Moreover, the results of discriminant analysis showed that tPA, BDNF, TrkB, proBDNF and p75NTR all yielded fairly good or excellent diagnostic performance, and the combination of these five proteins demonstrated much better diagnostic effectiveness. These results suggested that tPA, BDNF, TrkB, proBDNF and p75NTR in the tPA–BDNF pathway in serum all should be considered as a biomarker for MDD diagnosis, and the combination of these five proteins may provide a potential biomarker panel as a diagnostic test for MDD.

Altered peripheral BDNF levels have also been reported in other common psychiatry disorders, including bipolar disorder and schizophrenia.36, 37 The initial symptom of bipolar disorder and schizophrenia overlaps with the depressive features of MDD. An MDD misdiagnosis in bipolar disorder or schizophrenia patients is commonly associated with inappropriate antidepressant treatment and can worsen the outcome for bipolar disorder or schizophrenia patients. We will further study these serum protein levels of the tPA–BDNF pathway in these mental disorders to determine the utility of this biomarker panel for differentiating MDD from other psychiatric disorders and identifying subgroups of patients with MDD.

There are some limitations to the present study. First, the number of patients with MDD in our study was small. Second, almost all the patients were responsive to 8 weeks of antidepressant treatment in this study, so we are unable to analyze whether these proteins in the tPA–BDNF pathway could serve as biomarkers for treatment responsiveness. Finally, the age and education of the subjects were not well matched in our study. These preliminary results need further study in larger and well-matched cohorts.

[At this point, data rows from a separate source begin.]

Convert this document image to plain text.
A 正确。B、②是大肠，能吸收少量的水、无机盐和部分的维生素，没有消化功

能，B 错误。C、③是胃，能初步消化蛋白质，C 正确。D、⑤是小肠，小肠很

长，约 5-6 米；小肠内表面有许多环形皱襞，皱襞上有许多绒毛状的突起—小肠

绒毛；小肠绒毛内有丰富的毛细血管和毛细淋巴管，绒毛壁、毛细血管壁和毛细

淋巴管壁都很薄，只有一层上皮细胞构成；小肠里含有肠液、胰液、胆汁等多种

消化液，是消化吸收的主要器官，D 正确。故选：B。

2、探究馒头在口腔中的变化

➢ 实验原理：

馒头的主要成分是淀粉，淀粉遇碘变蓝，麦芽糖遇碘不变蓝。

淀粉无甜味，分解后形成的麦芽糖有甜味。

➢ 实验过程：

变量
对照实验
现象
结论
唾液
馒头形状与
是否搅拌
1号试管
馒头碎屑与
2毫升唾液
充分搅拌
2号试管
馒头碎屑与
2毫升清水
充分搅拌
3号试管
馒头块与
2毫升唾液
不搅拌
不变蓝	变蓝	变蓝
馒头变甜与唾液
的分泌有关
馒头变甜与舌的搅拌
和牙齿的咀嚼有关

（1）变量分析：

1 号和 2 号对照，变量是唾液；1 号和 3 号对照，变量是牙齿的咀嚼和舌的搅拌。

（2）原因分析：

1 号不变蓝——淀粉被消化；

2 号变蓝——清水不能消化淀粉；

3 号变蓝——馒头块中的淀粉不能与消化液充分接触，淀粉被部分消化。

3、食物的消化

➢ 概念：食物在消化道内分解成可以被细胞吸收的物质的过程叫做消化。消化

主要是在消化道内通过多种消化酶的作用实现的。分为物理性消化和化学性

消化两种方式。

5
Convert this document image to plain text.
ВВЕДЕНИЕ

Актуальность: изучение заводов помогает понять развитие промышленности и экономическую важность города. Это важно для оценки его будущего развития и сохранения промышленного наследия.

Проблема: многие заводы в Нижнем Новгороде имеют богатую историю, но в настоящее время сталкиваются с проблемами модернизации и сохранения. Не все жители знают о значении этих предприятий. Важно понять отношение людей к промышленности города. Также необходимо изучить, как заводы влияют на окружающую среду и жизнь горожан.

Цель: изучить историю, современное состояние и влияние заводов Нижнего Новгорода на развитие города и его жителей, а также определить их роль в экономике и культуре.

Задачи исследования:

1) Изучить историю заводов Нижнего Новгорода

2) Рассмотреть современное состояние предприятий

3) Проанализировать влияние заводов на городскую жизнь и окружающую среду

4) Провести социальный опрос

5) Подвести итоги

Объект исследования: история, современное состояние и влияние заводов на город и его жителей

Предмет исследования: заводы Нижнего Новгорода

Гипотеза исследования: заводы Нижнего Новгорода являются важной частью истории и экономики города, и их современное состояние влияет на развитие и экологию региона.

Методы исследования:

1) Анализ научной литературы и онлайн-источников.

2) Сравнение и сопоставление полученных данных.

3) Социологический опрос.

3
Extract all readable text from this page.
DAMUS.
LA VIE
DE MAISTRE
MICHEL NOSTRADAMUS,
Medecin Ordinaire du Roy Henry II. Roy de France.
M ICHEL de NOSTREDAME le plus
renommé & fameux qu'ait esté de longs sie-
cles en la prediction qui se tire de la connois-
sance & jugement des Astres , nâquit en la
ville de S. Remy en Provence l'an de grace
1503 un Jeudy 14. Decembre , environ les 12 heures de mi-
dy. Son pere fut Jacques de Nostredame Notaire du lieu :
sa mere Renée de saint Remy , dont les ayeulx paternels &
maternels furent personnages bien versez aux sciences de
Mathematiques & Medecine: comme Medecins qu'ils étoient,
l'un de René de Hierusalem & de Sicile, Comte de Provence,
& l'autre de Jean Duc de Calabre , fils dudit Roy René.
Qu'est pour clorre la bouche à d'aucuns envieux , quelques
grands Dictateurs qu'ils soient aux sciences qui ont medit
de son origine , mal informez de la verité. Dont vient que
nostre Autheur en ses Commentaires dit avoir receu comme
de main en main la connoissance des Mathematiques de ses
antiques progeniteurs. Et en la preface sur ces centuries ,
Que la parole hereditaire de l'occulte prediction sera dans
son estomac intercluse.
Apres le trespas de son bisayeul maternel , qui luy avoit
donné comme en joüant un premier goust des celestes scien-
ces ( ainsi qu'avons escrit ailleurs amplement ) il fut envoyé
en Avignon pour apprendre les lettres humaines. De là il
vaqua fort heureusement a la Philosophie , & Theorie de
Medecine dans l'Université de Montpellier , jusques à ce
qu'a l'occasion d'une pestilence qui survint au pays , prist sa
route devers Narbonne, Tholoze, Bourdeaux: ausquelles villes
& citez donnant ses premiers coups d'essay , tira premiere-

Collectively, our results suggest that the tPA–BDNF lysis pathway may be implicated in the pathogenesis of MDD and the mechanisms underlying antidepressant therapeutic action. A single protein above in the tPA–BDNF pathway in serum should be considered a biomarker for MDD diagnosis. The combination of these five proteins may provide a potential biomarker panel as a diagnostic test for MDD.